La hiérarchie chez les djinns (classement alternatif)
C'est certainement par analogie aux sept anges de l'apocalypse que l'on trouve parfois une autre classification des djinns en sept catégories qui sont les suivantes :
1) Ils sont jaunâtres avec une tête de chien, le corps d'un humain et des pattes de poule. Les os constituent leur unique nourriture.
2) Ceux-ci possèdent toujours une tête de chien mais plus allongée, un peu comme celle d'un chacal. Leur corps est humain et ils ont toujours des pattes de poulet. Leur nourriture est exclusivement de squelettes.
3) La troisième catégorie de djinns est constituée par les djinns rouges. Ils ne possèdent qu'un seul oeil de cyclope. Leur visage est pourtant d'apparence humain, mais avec une mâchoire proéminente. Ils se nourrissent essentiellement du contenu de la panse des ruminants.
4) Ceux-ci sont très semblables à l'homme à l'exception de leurs pieds qui sont ceux d'une poule. Ils sont atteints de cécité et leur visage est orné d’une longue barbe. À la tombée de la nuit, il pénètrent dans les maisons afin de se nourrir de toutes sortes d’aliments dans la mesure ou ceux-ci ne sont pas salés.
5) Comme les précédents, ils apparaissent avec une apparence humaine et des pattes de poule. Leur teint est mat et ils ne consomment que de la viande de mouton.

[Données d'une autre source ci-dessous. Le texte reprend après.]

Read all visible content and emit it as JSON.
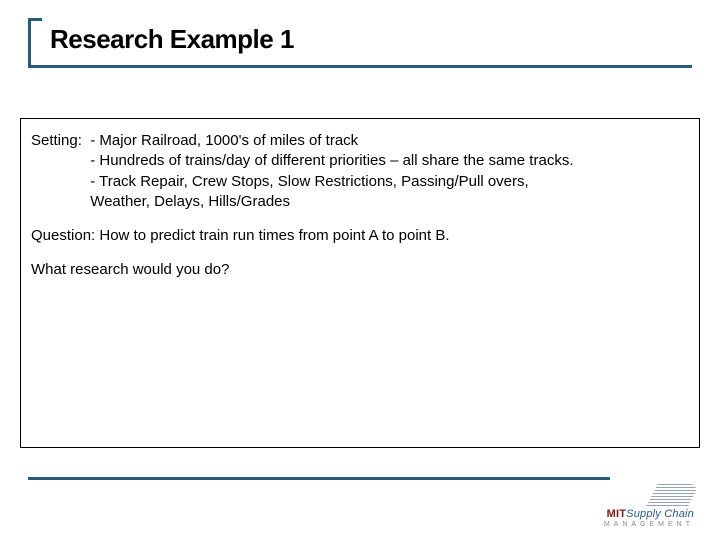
{
  "colors": {
    "accent": "#2a5a7a",
    "text": "#000000",
    "background": "#ffffff",
    "mit": "#7a1b1b",
    "logo_gray": "#888888"
  },
  "typography": {
    "title_fontsize": 26,
    "title_weight": 900,
    "body_fontsize": 15,
    "body_lineheight": 1.35,
    "logo_fontsize": 11,
    "logo_sub_fontsize": 7
  },
  "title": "Research Example 1",
  "setting": {
    "label": "Setting:  ",
    "bullets": [
      "- Major Railroad, 1000's of miles of track",
      "- Hundreds of trains/day of different priorities – all share the same tracks.",
      "- Track Repair, Crew Stops, Slow Restrictions, Passing/Pull overs,",
      "  Weather, Delays, Hills/Grades"
    ]
  },
  "question": "Question:   How to predict train run times from point A to point B.",
  "prompt": "What research would you do?",
  "logo": {
    "mit": "MIT",
    "supplychain": "Supply Chain",
    "sub": "MANAGEMENT"
  }
}
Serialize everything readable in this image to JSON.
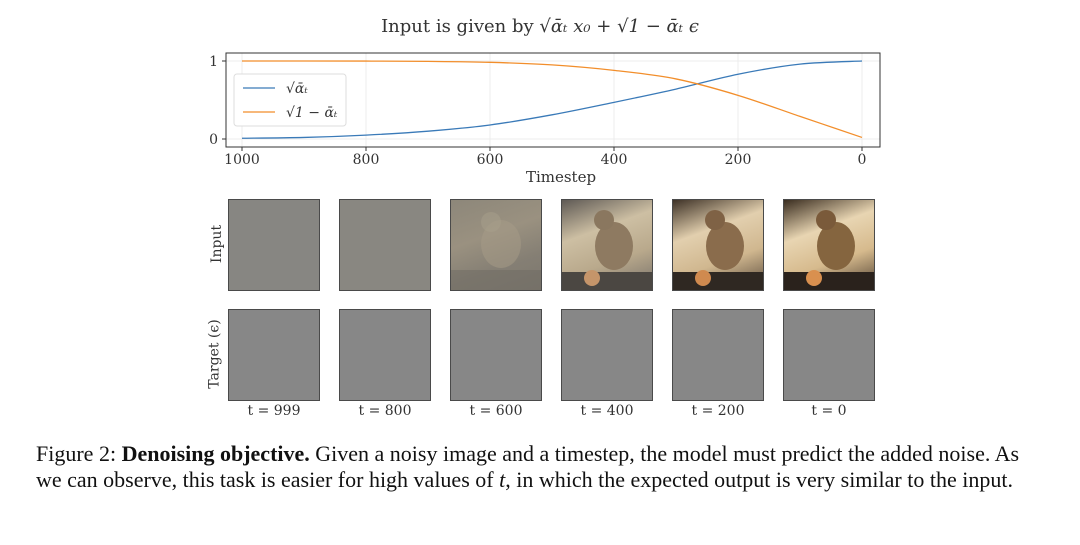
{
  "figure": {
    "chart_title_prefix": "Input is given by",
    "chart_title_formula": "√ᾱₜ x₀ + √1 − ᾱₜ ϵ",
    "row_labels": [
      "Input",
      "Target (ϵ)"
    ],
    "timestep_labels": [
      "t = 999",
      "t = 800",
      "t = 600",
      "t = 400",
      "t = 200",
      "t = 0"
    ]
  },
  "caption": {
    "label": "Figure 2:",
    "bold_title": "Denoising objective.",
    "text_before_t": "Given a noisy image and a timestep, the model must predict the added noise. As we can observe, this task is easier for high values of",
    "t_symbol": "t",
    "text_after_t": ", in which the expected output is very similar to the input."
  },
  "chart_data": {
    "type": "line",
    "title": "Input is given by √ᾱₜ x₀ + √1 − ᾱₜ ϵ",
    "xlabel": "Timestep",
    "ylabel": "",
    "xlim": [
      1000,
      0
    ],
    "ylim": [
      0,
      1
    ],
    "xticks": [
      1000,
      800,
      600,
      400,
      200,
      0
    ],
    "yticks": [
      0,
      1
    ],
    "legend_position": "top-left",
    "series": [
      {
        "name": "√ᾱₜ",
        "color": "#3a7ab8",
        "x": [
          1000,
          900,
          800,
          700,
          600,
          500,
          400,
          300,
          200,
          100,
          0
        ],
        "y": [
          0.01,
          0.02,
          0.05,
          0.1,
          0.18,
          0.31,
          0.47,
          0.64,
          0.83,
          0.96,
          1.0
        ]
      },
      {
        "name": "√1 − ᾱₜ",
        "color": "#f28e2b",
        "x": [
          1000,
          900,
          800,
          700,
          600,
          500,
          400,
          300,
          200,
          100,
          0
        ],
        "y": [
          1.0,
          1.0,
          0.999,
          0.995,
          0.983,
          0.95,
          0.88,
          0.77,
          0.56,
          0.29,
          0.02
        ]
      }
    ]
  }
}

6) De face, ces djinns ressemblent à des hommes, mais de profil on dirait des aigles. La catégorie des sixièmes djinns constituent l’état-major de la légion de djinns. Ils accompagnent en permanence le sultan. Ils ont une alimentation omnivore à l’exception du fait qu’ils n'absorbent jamais de sel.
7) Il s'agit des djinns ayant le rang le plus élevé. Ces diables noirs obéissent au sultan ainsi qu’à son second dénommé Ycoub ben Youssef. Le chef de la septième caste de djinns est Meimoun el-Gnaoui, alias « Meimoun le Noir », il obéit également au sultan.
Pour entrer directement en contact avec les djinns, il est nécessaire de passer au préalable par un régisseur. Il existe un régisseur différent par jour de la semaine :
• lundi : régi par la diablesse Marrata bent al-Arit.
• mardi : Maadin el-Hamr.
• mercredi : le régisseur est Bourkam el-Yaoudi.
• jeudi : Sam Haros.
• vendredi : Meimoun el-Bioud, alias « Meimoun le Blanc ».
• samedi : « Meimoun le Noir ».
• Pour finir, le régisseur du dimanche est Moudab.